Alberto quería que probase un juego llamado Portal. Se nota que no estoy familiarizada con los videojuegos porque digo «un juego llamado Portal», cuando en realidad es tan famoso que si digo solo Portal ya todos saben lo que es. Yo no sabía lo que era. Pero es tan famoso que hasta Nacho Vigalondo escribe ensayos sobre ese juego. Jugar distrae de la vida (y de la muerte, en consecuencia), podría servir para distraer también los primeros pasos de mi invernal camino al infierno.

Pero no es así porque a mí no me gusta jugar así que me estreso, me obsesiono con fiereza, me desespero, me angustio, me roba el tiempo como un agujero negro y me doy golpes una y otra vez contra mi estupidez y mi torpeza. Jugando, no puedo evitar recordar una y otra vez el gusto que sentía mi padre por los jeroglíficos del periódico. Él, que resolvía ecuaciones y vectores e integrales y derivadas con absoluta normalidad a los 50 años (yo en COU ya me había olvidado de todas esas operaciones) me incitaba a que yo también los resolviera. Yo comenzaba a sudar, sólo veía dibujos inconexos, me entraban ganas de llorar. Con las pantallas del juego me pasa lo mismo: no entiendo cuáles son las reglas para resolver el juego, no puedo aguantar las lágrimas, me duele el estómago y me entran ganas e irme a la cama. Si es una pantalla donde me pueden matar, me matan varias veces. Así que ahí está la muerte de nuevo. Un pensamiento que, en realidad, ya me andaba rondando desde que relacioné el videojuego con el jeroglífico, pues la muerte de mi padre ha impregnado mucho de lo que ha pasado en mis últimos 20 años.

El 'moridódromo' de Soylent GreenAl mediodía hemos visto Soylent Green, una película que nos lleva a un año 2022 con la naturaleza agonizante, el planeta superpoblado, muy pobres y muy ricos, mujeres tratadas como «forniture», comida fabricada con soja y algas y un moridódromo para que los ancianos se quiten de en medio, en un tránsito a la muerte con sonrisas e imágenes de cuando existían caballos y amapolas.

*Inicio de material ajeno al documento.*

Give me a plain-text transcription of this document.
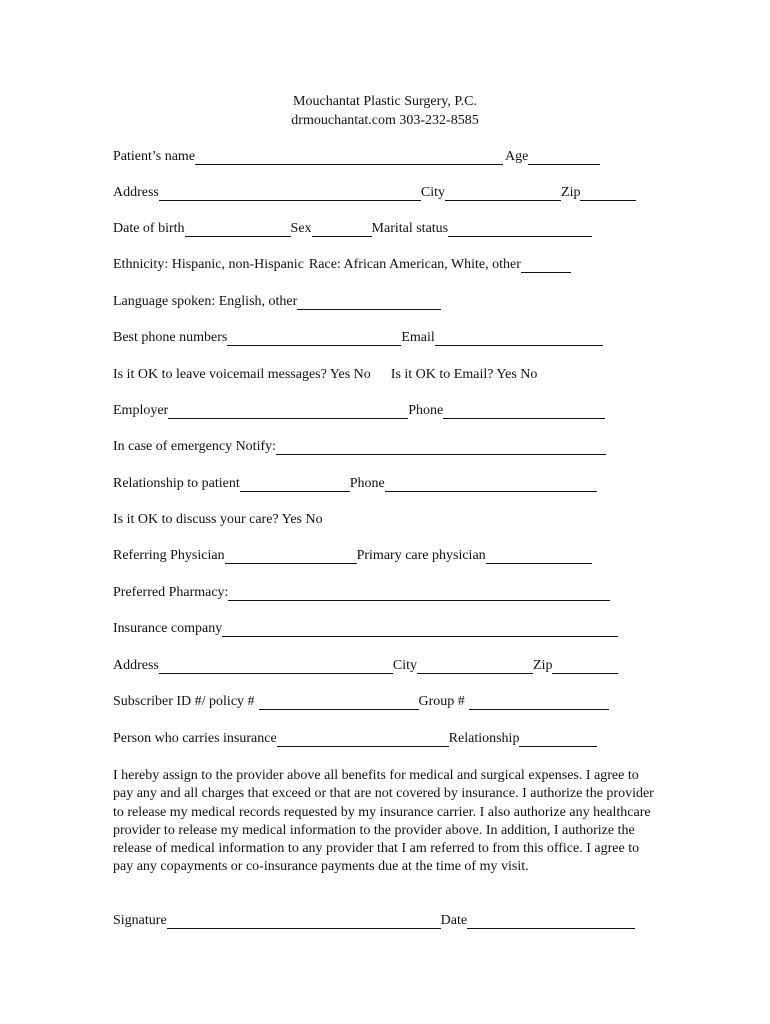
Mouchantat Plastic Surgery, P.C.
drmouchantat.com 303-232-8585
Patient’s name	Age
Address	City	Zip
Date of birth	Sex	Marital status
Ethnicity: Hispanic, non-Hispanic Race: African American, White, other
Language spoken: English, other
Best phone numbers	Email
Is it OK to leave voicemail messages? Yes No Is it OK to Email? Yes No
Employer	Phone
In case of emergency Notify:
Relationship to patient	Phone
Is it OK to discuss your care? Yes No
Referring Physician	Primary care physician
Preferred Pharmacy:
Insurance company
Address	City	Zip
Subscriber ID #/ policy #	Group #
Person who carries insurance	Relationship

I hereby assign to the provider above all benefits for medical and surgical expenses. I agree to pay any and all charges that exceed or that are not covered by insurance. I authorize the provider to release my medical records requested by my insurance carrier. I also authorize any healthcare provider to release my medical information to the provider above. In addition, I authorize the release of medical information to any provider that I am referred to from this office. I agree to pay any copayments or co-insurance payments due at the time of my visit.

Signature	Date
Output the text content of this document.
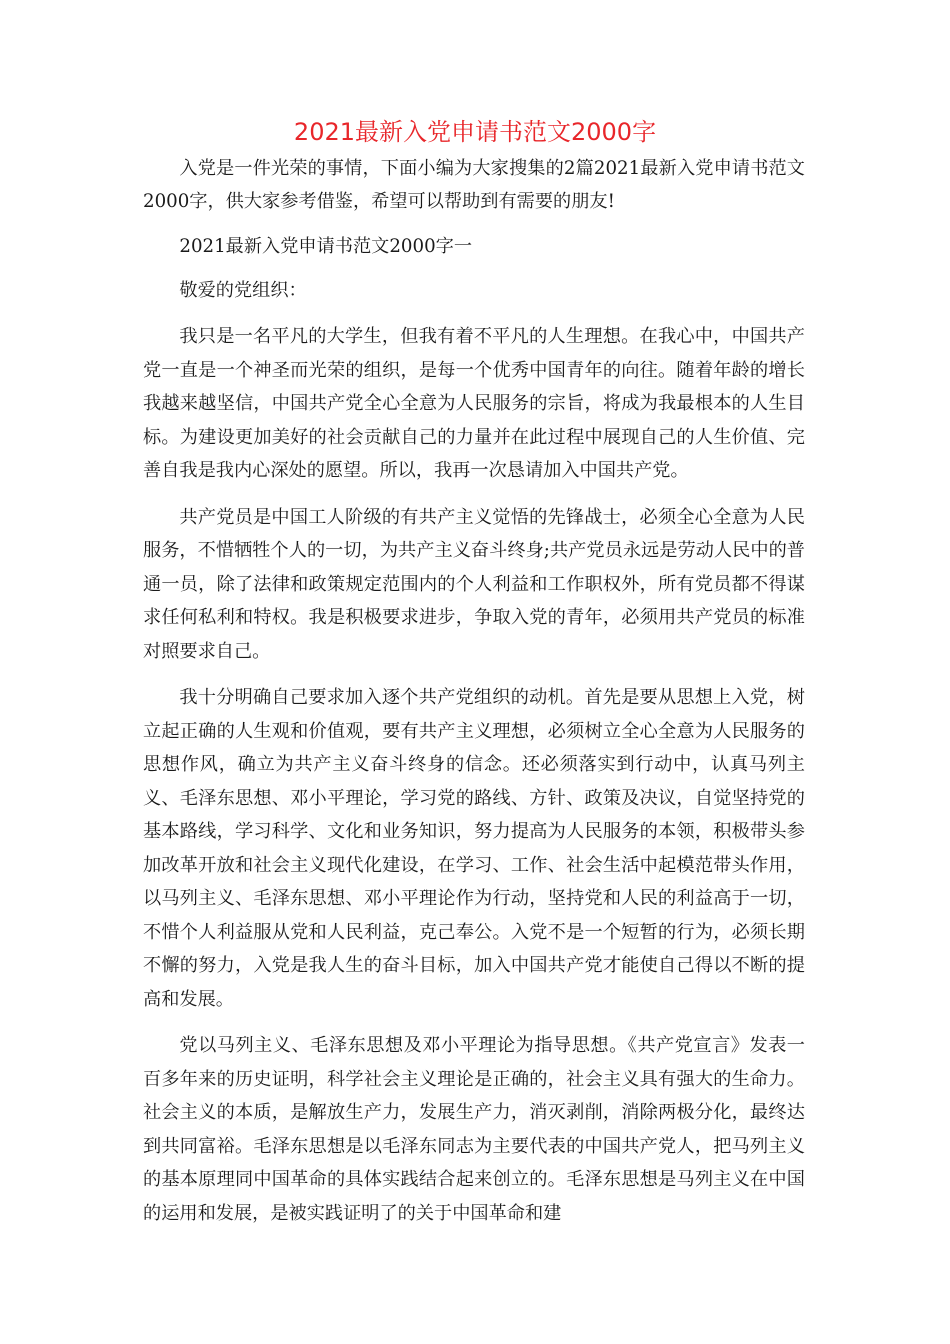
2021最新入党申请书范文2000字

入党是一件光荣的事情，下面小编为大家搜集的2篇2021最新入党申请书范文2000字，供大家参考借鉴，希望可以帮助到有需要的朋友!

2021最新入党申请书范文2000字一

敬爱的党组织：

我只是一名平凡的大学生，但我有着不平凡的人生理想。在我心中，中国共产党一直是一个神圣而光荣的组织，是每一个优秀中国青年的向往。随着年龄的增长我越来越坚信，中国共产党全心全意为人民服务的宗旨，将成为我最根本的人生目标。为建设更加美好的社会贡献自己的力量并在此过程中展现自己的人生价值、完善自我是我内心深处的愿望。所以，我再一次恳请加入中国共产党。

共产党员是中国工人阶级的有共产主义觉悟的先锋战士，必须全心全意为人民服务，不惜牺牲个人的一切，为共产主义奋斗终身;共产党员永远是劳动人民中的普通一员，除了法律和政策规定范围内的个人利益和工作职权外，所有党员都不得谋求任何私利和特权。我是积极要求进步，争取入党的青年，必须用共产党员的标准对照要求自己。

我十分明确自己要求加入逐个共产党组织的动机。首先是要从思想上入党，树立起正确的人生观和价值观，要有共产主义理想，必须树立全心全意为人民服务的思想作风，确立为共产主义奋斗终身的信念。还必须落实到行动中，认真马列主义、毛泽东思想、邓小平理论，学习党的路线、方针、政策及决议，自觉坚持党的基本路线，学习科学、文化和业务知识，努力提高为人民服务的本领，积极带头参加改革开放和社会主义现代化建设，在学习、工作、社会生活中起模范带头作用，以马列主义、毛泽东思想、邓小平理论作为行动，坚持党和人民的利益高于一切，不惜个人利益服从党和人民利益，克己奉公。入党不是一个短暂的行为，必须长期不懈的努力，入党是我人生的奋斗目标，加入中国共产党才能使自己得以不断的提高和发展。

党以马列主义、毛泽东思想及邓小平理论为指导思想。《共产党宣言》发表一百多年来的历史证明，科学社会主义理论是正确的，社会主义具有强大的生命力。社会主义的本质，是解放生产力，发展生产力，消灭剥削，消除两极分化，最终达到共同富裕。毛泽东思想是以毛泽东同志为主要代表的中国共产党人，把马列主义的基本原理同中国革命的具体实践结合起来创立的。毛泽东思想是马列主义在中国的运用和发展，是被实践证明了的关于中国革命和建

No hay una conclusión clara para este post. Una vez escribí (o se lo copié a alguien, ya que sé) «todas las muertes son la misma muerte». Vila-Matas dice (o se lo copió a alguien) que toda la literatura habla de la enfermedad (los diarios, al menos). Un buen polvo no te hace olvidar la muerte pero, al contrario que los libros, las canciones, las motos o los videojuegos, hace que te de más igual.